My hair is growing back.
It's way cool to watch the process. And I've realized that I have no idea how my own personal hair actually works. I never had summer buzz cuts. I never really knew where the part really wanted to be, or where a very short version of my hair would want to go, given the chance. It's always been long, so it's always hung down. Now that it's super short, I can watch it and learn what it likes to do.
For example. Right now the sides want to go back. Not sure why, but they feel like they want to be smoothed back. And, for better or worse, when I was joking around and putting it into a little Mohawk... well, it seemed to like that as well. Two parts, on either side, with the hair going into the middle. That seems to work for now.
What the back is doing... I'm not really sure. But I am seeing cowlicks in the front emerging, and feel a few more back on the crown. The color looks some days like the salt will prevail, but other days the pepper is definitely still holding strong. And there's a chance that it's starting to get just long enough to find its curl again.
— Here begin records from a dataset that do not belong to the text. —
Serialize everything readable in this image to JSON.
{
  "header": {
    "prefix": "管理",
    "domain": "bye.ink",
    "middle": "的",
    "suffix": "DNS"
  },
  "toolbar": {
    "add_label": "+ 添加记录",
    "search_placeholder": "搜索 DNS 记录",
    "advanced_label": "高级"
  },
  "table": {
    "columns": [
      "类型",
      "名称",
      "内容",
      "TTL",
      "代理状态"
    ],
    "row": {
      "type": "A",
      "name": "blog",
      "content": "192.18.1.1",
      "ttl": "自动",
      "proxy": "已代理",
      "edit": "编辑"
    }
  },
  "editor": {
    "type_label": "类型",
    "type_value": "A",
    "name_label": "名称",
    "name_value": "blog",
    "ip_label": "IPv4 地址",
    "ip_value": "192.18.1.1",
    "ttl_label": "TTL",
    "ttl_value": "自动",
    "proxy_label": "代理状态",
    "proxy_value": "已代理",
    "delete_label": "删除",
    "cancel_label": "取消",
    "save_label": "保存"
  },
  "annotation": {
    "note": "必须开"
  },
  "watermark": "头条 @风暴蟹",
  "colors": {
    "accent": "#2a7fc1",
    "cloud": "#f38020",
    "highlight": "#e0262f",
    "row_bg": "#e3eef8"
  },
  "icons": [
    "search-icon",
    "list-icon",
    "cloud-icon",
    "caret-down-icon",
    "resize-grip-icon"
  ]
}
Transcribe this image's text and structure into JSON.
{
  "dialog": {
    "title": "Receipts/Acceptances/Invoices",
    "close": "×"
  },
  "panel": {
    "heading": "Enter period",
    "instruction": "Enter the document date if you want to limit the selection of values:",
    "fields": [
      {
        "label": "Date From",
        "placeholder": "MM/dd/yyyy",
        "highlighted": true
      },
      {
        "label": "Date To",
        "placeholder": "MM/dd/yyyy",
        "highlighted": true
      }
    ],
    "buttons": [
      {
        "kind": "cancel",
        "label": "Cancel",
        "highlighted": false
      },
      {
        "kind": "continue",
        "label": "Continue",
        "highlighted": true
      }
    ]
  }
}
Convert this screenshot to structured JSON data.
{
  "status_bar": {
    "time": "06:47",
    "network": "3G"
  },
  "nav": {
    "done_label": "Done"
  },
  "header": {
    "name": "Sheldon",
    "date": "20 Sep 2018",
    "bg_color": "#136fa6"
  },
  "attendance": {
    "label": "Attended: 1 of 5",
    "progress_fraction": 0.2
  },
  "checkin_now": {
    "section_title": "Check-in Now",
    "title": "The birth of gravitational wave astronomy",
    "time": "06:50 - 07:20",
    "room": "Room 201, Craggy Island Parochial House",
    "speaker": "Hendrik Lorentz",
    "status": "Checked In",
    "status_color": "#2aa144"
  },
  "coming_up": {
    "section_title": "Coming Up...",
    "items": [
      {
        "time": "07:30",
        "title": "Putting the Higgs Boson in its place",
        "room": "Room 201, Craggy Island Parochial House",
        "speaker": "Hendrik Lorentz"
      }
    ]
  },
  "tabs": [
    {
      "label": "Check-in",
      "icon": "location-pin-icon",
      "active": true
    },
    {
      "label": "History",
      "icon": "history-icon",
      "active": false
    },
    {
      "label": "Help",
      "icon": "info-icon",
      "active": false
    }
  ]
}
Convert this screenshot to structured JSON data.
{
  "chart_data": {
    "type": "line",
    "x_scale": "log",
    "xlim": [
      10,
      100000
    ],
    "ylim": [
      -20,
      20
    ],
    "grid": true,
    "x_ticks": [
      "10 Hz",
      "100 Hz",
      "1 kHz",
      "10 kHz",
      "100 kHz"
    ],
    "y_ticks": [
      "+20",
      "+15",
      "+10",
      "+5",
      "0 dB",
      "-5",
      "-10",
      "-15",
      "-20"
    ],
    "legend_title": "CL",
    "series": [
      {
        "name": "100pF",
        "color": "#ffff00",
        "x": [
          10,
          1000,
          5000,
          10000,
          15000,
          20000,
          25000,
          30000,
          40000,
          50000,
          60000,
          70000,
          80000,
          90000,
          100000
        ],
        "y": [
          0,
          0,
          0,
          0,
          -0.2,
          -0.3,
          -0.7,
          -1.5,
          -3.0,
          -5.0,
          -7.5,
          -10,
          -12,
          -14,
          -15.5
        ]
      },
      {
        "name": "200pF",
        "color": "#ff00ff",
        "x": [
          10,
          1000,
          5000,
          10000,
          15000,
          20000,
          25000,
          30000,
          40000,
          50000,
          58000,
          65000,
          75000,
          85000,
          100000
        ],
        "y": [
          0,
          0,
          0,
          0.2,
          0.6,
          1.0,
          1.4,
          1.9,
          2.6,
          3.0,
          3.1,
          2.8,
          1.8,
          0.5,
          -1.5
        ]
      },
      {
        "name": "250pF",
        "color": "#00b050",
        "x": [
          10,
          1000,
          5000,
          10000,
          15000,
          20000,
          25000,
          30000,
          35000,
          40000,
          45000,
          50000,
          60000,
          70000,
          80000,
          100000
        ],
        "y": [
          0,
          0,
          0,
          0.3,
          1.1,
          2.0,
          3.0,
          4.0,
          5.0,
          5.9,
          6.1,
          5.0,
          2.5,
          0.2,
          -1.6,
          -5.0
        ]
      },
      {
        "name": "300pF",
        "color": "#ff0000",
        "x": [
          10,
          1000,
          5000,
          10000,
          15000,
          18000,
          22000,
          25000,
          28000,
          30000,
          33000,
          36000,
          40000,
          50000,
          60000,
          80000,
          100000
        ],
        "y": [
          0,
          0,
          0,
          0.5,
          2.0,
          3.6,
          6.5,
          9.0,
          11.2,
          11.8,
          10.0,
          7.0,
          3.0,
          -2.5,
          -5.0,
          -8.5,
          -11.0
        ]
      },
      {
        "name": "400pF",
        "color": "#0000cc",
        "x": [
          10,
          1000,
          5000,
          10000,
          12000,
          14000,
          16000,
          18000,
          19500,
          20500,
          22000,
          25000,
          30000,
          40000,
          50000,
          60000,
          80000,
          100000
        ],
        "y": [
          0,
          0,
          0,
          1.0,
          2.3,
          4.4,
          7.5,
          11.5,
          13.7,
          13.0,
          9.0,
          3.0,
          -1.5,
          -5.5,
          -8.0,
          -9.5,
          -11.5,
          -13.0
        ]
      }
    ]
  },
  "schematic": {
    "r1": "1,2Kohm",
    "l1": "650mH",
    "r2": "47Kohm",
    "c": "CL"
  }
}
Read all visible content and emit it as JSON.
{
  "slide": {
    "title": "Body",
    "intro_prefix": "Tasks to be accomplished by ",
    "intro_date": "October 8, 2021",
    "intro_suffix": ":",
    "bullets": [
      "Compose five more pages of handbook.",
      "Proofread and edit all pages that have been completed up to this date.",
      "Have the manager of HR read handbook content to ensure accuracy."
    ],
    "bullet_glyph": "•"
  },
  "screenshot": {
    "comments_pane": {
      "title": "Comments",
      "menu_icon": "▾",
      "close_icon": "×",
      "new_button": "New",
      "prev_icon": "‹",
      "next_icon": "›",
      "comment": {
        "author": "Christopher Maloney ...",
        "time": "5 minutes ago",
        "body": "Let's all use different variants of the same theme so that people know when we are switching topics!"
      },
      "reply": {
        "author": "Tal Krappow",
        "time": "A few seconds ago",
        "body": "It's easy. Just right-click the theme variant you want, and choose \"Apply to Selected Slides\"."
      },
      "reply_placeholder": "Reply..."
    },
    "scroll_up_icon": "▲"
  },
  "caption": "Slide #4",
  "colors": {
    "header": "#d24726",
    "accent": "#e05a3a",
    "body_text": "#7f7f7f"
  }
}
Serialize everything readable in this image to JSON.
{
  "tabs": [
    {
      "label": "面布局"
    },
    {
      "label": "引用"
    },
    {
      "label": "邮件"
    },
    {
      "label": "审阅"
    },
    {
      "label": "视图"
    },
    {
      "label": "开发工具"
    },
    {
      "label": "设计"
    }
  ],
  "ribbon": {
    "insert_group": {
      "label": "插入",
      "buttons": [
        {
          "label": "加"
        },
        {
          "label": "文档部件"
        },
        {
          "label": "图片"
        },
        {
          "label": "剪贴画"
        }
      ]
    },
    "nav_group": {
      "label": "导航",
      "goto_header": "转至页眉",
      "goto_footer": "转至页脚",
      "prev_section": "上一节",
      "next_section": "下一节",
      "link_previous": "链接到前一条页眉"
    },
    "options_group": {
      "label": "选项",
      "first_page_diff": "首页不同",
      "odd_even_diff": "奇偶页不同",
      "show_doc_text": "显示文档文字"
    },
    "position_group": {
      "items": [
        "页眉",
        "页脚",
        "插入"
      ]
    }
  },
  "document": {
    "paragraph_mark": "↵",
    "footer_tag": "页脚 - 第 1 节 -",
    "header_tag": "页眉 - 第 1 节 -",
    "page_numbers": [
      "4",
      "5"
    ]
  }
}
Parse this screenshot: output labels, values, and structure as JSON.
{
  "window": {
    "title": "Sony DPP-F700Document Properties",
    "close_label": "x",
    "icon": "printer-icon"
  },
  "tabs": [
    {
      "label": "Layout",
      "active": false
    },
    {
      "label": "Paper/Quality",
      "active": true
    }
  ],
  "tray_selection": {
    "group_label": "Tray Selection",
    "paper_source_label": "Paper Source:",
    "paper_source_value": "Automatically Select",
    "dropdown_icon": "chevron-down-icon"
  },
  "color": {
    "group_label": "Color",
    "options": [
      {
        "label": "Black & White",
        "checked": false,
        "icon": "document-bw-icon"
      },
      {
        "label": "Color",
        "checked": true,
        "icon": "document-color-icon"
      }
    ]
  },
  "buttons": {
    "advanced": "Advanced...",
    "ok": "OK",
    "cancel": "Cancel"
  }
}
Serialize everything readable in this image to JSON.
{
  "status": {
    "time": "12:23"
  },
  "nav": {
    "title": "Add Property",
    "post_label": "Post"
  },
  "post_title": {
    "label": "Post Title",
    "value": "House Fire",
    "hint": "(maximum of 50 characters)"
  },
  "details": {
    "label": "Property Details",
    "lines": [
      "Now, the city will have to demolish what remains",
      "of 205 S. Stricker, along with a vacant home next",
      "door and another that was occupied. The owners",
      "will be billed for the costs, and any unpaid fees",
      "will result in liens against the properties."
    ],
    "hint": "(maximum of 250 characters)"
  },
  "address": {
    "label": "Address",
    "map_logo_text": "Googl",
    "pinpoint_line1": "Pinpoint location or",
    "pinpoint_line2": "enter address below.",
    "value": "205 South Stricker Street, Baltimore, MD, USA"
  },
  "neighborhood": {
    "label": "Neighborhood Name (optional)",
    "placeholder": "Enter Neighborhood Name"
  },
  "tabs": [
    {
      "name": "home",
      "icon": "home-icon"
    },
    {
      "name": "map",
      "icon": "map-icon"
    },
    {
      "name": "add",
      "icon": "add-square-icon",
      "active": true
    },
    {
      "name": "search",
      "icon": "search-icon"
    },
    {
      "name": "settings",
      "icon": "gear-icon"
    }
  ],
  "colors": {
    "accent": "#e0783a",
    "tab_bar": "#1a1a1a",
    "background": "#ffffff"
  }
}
As I was musing over this new thing called my hair the other day, it occurred to me that no matter what I do, I can't make the process go any faster. It is evolving in exactly the way it wants to evolve, and there's no way to think it out ahead of time. Will I wear it short, or long, or brushed back? Will I color it or will the gray turn into a cool bad ass silver that I'll strut with bravado? Will I try to work with the cowlicks or just let them get covered up by long hair again? Where are we going with all this? It is absolutely impossible to tell. Impossible to speed up. Impossible to pre-plan.
And I found some solace in that. Obviously I'm thinking a lot these days of what I want to do with my life going forward. I want to know, now, immediately, what I should do about everything from here on out. But... that's impossible. Just like my hair, I may have to just wait and watch and feel into the situations as they grow into their fullness. I may not know what the right thing to do is until my life evolves into to just the right place of knowingness. A cowlick may appear that I will want to work around, or accentuate, or play with. Something else may happen that I didn't foresee and I will want to explore that for awhile.
Just as time can't be saved and dribbles through the fingers of my life at a steady, maddening, inexorable pace... it also can't be hurried up. As much as I want to save the good moments and hurry through the bad... it all goes by steadily. I can't hold it, and I can't stop it, and I certainly don't want to kill it. But I can watch what it unfolds, and play with the new opportunities as they present themselves.
Kathy, can't tell you how much this on-going blog has impacted me. I rethink parts of my life regularly because of things you've said. I've had a lot of loss in the past year, and your writing has helped me through it. Thank you.